Queste cose vengono dette a mezza voce dai sindacati, invece è un fatto di sostanza. È del tutto evidente che gli operai delle Acciaierie, come pure l'intero panorama delle industrie siderurgiche, avrebbero tutta la necessità di una lotta comune contro i piani in corso in Acciaierie all'interno della più generale battaglia dentro il sistema siderurgico e industriale italiano. Ma la linea perseguita da padroni, governo e sostenuta da parte dei sindacati è quella di dividere i lavoratori, di metterli uno contro l'altro.
Per quanto riguarda Taranto, questo sarebbe grottesco. Come si sa, una delle soluzioni che vengono agitate è quella della chiusura dell'aria a caldo.
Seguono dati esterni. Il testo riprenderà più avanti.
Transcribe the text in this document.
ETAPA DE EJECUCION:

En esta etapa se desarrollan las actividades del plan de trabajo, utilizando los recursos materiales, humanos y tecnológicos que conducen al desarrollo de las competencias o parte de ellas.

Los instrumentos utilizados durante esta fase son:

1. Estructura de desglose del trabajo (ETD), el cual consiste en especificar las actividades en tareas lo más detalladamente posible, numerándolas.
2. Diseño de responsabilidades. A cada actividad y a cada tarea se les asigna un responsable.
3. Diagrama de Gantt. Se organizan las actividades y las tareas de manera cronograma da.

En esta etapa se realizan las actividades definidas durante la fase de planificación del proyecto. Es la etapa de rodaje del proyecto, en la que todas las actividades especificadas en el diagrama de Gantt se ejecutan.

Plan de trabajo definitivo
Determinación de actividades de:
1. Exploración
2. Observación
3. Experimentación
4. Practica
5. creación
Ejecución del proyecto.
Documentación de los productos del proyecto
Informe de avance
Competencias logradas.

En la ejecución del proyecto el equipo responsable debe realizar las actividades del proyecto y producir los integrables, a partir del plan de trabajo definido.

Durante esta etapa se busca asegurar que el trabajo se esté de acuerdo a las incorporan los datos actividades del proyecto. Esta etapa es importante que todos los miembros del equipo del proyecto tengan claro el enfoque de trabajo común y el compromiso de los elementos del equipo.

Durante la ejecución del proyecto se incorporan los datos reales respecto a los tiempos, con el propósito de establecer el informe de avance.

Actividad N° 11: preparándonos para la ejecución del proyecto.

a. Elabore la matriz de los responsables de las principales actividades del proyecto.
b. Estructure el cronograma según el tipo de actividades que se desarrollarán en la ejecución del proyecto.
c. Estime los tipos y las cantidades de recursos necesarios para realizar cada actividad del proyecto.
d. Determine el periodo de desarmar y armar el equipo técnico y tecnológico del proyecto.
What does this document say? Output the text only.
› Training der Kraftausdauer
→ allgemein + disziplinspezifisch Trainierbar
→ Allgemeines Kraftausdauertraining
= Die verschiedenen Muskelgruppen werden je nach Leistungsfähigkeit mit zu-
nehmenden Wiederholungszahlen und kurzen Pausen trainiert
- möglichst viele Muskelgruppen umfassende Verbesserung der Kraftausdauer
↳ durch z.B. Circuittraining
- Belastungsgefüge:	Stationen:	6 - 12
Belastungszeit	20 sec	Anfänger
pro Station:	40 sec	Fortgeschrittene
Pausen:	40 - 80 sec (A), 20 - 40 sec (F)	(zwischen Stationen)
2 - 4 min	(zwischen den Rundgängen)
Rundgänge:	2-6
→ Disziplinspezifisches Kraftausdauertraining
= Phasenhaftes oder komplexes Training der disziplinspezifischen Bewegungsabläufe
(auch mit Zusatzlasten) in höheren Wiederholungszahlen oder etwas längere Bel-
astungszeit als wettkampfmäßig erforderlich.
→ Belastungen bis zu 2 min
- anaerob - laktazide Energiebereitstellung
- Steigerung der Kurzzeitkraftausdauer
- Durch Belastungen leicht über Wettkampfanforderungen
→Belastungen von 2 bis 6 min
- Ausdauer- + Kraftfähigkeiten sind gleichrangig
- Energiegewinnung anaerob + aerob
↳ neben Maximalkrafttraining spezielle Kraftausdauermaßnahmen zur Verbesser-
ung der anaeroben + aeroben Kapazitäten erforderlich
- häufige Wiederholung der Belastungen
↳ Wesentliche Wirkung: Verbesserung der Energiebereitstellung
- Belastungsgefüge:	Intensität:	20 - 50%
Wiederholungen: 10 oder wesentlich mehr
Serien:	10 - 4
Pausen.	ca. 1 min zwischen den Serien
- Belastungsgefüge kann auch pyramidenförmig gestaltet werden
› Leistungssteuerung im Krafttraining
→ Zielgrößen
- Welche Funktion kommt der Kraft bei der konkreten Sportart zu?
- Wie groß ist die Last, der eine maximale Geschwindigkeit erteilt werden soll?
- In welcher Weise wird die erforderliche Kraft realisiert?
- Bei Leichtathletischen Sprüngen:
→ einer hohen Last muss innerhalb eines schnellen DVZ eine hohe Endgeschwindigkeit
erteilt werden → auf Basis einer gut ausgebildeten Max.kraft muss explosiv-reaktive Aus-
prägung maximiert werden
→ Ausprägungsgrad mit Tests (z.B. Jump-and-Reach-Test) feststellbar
Chiaramente non entriamo nel merito se effettivamente a Taranto con la chiusura dell'aria a caldo si possa realizzare quel processo di trasformazione, di conversione, che salvi lavoro e salute, ma è sicuramente il contrario di quello che il governo intende fare, che anzi l'aria a caldo la vuole bene lasciare ed è l'aria a freddo che vuole togliere all'Acciaierie di Taranto, con il risultato, quindi inevitabile, di aggravamento delle condizioni di lavoro e di permanenza di una condizione di salute e inquinamento assolutamente inaccettabile e organica al sistema capitalista e alle leggi che guidano l'azione dei governi.
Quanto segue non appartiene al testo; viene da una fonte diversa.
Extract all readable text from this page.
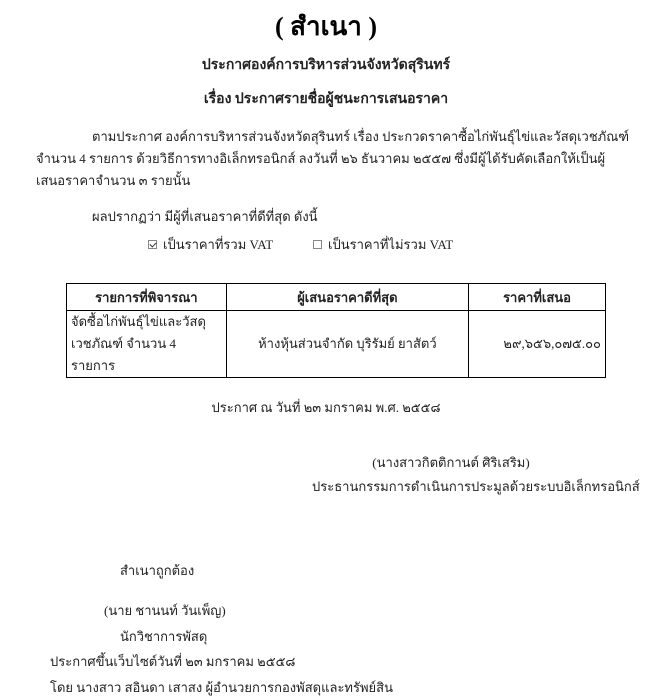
( สำเนา )
ประกาศองค์การบริหารส่วนจังหวัดสุรินทร์
เรื่อง ประกาศรายชื่อผู้ชนะการเสนอราคา
ตามประกาศ องค์การบริหารส่วนจังหวัดสุรินทร์ เรื่อง ประกวดราคาซื้อไก่พันธุ์ไข่และวัสดุเวชภัณฑ์ จำนวน 4 รายการ ด้วยวิธีการทางอิเล็กทรอนิกส์ ลงวันที่ ๒๖ ธันวาคม ๒๕๕๗ ซึ่งมีผู้ได้รับคัดเลือกให้เป็นผู้เสนอราคาจำนวน ๓ รายนั้น
ผลปรากฏว่า มีผู้ที่เสนอราคาที่ดีที่สุด ดังนี้
เป็นราคาที่รวม VAT	เป็นราคาที่ไม่รวม VAT
รายการที่พิจารณา	ผู้เสนอราคาดีที่สุด	ราคาที่เสนอ

จัดซื้อไก่พันธุ์ไข่และวัสดุ
เวชภัณฑ์ จำนวน 4 รายการ	ห้างหุ้นส่วนจำกัด บุริรัมย์ ยาสัตว์	๒๙,๖๕๖,๐๗๕.๐๐
ประกาศ ณ วันที่ ๒๓ มกราคม พ.ศ. ๒๕๕๘
(นางสาวกิตติกานต์ ศิริเสริม)
ประธานกรรมการดำเนินการประมูลด้วยระบบอิเล็กทรอนิกส์
สำเนาถูกต้อง
(นาย ชานนท์ วันเพ็ญ)
นักวิชาการพัสดุ
ประกาศขึ้นเว็บไซต์วันที่ ๒๓ มกราคม ๒๕๕๘
โดย นางสาว สอินดา เสาสง ผู้อำนวยการกองพัสดุและทรัพย์สิน
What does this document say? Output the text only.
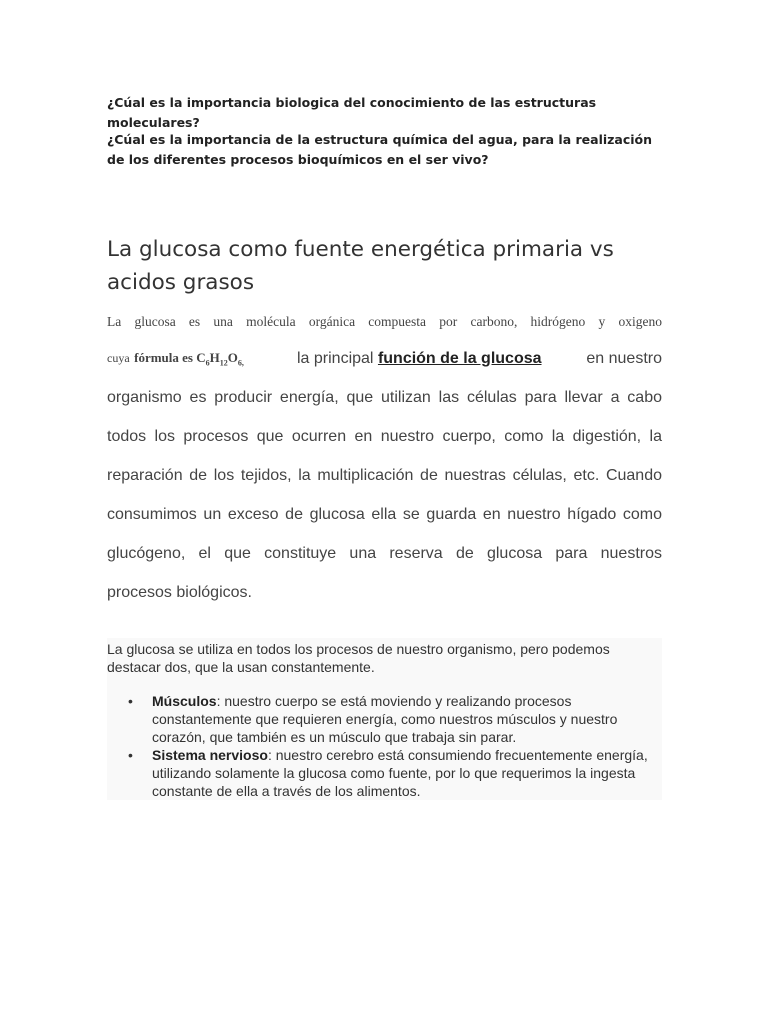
¿Cúal es la importancia biologica del conocimiento de las estructuras moleculares?

¿Cúal es la importancia de la estructura química del agua, para la realización de los diferentes procesos bioquímicos en el ser vivo?

La glucosa como fuente energética primaria vs acidos grasos
La glucosa es una molécula orgánica compuesta por carbono, hidrógeno y oxigeno
cuya fórmula es $C_6H_{12}O_{6,}$	la principal función de la glucosa	en nuestro
organismo es producir energía, que utilizan las células para llevar a cabo
todos los procesos que ocurren en nuestro cuerpo, como la digestión, la
reparación de los tejidos, la multiplicación de nuestras células, etc. Cuando
consumimos un exceso de glucosa ella se guarda en nuestro hígado como
glucógeno, el que constituye una reserva de glucosa para nuestros
procesos biológicos.

La glucosa se utiliza en todos los procesos de nuestro organismo, pero podemos destacar dos, que la usan constantemente.

• Músculos: nuestro cuerpo se está moviendo y realizando procesos constantemente que requieren energía, como nuestros músculos y nuestro corazón, que también es un músculo que trabaja sin parar.
• Sistema nervioso: nuestro cerebro está consumiendo frecuentemente energía, utilizando solamente la glucosa como fuente, por lo que requerimos la ingesta constante de ella a través de los alimentos.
Quindi ce n'è di carne a cuocere. Nel fare questa battaglia, per nostra “sfortuna” non siamo soli in città e in fabbrica in particolare, ma lo siamo sul piano nazionale in cui il sindacalismo non solo confederale, ma anche di base, di classe, se ne fotte di ciò che succede alle Acciaierie. L'ideologia, la prassi, la visione della lotta sindacale di classe in Italia e in generale per queste organizzazioni sindacali fa a meno delle fabbriche e in particolare delle grandi fabbriche. E quindi è evidente che su questo una battaglia che sia anche nazionale è necessaria e che chiaramente sarà vinta se innanzitutto gli operai della più grande fabbrica di questo paese e l'appalto di questa fabbrica troveranno la forza di ribellarsi.